Torres disse que o foco deve continuar na "biossegurança", ou seja, procurar ativamente animais doentes para isolá-los dos saudáveis.

"É definitivamente a ferramenta mais eficaz para evitar que os animais sejam infectados", disse Torres. Ele acrescentou que o risco para os seres humanos, embora ainda baixo em geral, "provavelmente nunca foi tão alto".

Ele alertou que o público deve ter cuidado ao lidar com aves mortas na natureza, uma das rotas comuns de transmissão para humanos. Em Londres e em muitas outras cidades, os conselhos municipais alertaram contra a alimentação de pássaros em parques.

E que outras medidas devem ser tomadas?

Richard Ebright, professor de química e biologia química na Universidade Rutgers, disse que é "claro" que outras medidas deveriam ser tomadas para reduzir o potencial zoonótico do H5N1.

Ele pediu o fim de duas atividades que poderiam permitir que os vírus da gripe aviária saltassem para os humanos —criação de peles e pesquisa de ganho de função, na qual os patógenos são manipulados para ajudar os cientistas a entender como eles se comportam.

"A primeira, com efeito, reproduz seletivamente novos vírus influenza H5N1 que podem ser transmitidos eficientemente em mamíferos", disse Ebright. "A última, por definição, cria deliberadamente novos vírus influenza H5N1 razoavelmente antecipados para transmissão eficiente em mamíferos."

"Ambos não são naturais. Nenhum dos dois oferece benefícios que compensem os riscos", acrescentou.

Que contramedidas estão disponíveis?

Segundo a OMS, vacinas para uso em humanos contra a infecção por H5N1 foram desenvolvidas, mas não têm sido amplamente utilizadas.
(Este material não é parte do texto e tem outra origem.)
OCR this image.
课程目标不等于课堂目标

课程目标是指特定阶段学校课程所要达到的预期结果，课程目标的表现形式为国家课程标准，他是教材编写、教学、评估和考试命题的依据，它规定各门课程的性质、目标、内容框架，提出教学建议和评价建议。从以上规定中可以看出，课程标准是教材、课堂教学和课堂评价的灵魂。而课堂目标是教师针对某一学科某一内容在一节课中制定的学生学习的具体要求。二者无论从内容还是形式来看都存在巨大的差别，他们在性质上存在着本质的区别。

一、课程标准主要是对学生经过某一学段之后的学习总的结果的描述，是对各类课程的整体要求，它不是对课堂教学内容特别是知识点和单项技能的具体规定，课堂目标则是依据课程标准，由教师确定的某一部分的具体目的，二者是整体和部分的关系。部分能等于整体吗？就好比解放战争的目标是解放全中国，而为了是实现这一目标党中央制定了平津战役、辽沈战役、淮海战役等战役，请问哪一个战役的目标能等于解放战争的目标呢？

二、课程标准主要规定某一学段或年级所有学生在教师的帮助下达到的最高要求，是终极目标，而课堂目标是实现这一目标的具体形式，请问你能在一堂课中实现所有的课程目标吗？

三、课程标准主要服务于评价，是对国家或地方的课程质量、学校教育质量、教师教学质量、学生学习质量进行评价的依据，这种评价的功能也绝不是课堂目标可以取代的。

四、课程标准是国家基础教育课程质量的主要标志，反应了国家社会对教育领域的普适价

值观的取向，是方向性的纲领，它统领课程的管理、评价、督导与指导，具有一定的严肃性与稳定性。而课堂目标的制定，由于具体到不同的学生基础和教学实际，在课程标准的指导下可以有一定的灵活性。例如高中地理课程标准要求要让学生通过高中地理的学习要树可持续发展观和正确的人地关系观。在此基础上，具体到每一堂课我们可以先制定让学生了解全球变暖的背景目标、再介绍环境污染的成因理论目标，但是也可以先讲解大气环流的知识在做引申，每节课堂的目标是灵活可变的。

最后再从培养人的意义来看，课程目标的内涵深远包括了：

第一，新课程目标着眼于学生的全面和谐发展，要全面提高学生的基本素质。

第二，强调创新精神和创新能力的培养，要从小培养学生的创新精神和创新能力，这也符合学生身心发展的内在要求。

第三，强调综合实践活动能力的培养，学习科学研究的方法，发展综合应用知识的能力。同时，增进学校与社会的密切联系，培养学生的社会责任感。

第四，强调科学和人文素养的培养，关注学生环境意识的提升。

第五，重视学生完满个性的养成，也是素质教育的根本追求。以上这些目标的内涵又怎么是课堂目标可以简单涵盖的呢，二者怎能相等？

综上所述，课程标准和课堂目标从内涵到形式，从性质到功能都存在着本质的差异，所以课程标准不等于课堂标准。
"Vários fabricantes desenvolveram protótipos de vacinas H5 que podem ser autorizadas quando e se surgir uma cepa pandêmica de H5N1", afirmou, acrescentando que a ferramenta mais importante é a identificação de casos positivos e o monitoramento de seus contatos como parte das investigações rotineiras de surtos. Antivirais contra influenza também estão disponíveis.

Apenas alguns países, como Rússia, China e Egito, vacinaram animais contra a gripe aviária nos últimos três anos, de acordo com WOAH. Mas as vacinas são incapazes de oferecer imunidade ou proteção completa contra doenças, e muitos especialistas dizem que a medida mais segura é separar os animais doentes dos saudáveis.

Para proteger os seres humanos em longo prazo, Farrar defende a formação de uma reserva global de vacinas "para cada cepa de influenza que existe no reino animal até pelo menos estudos de fase 1 e fase 2 [em humanos], para que se saiba que as vacinas são seguras e imunogênicas, e que é possível fabricá-las bem".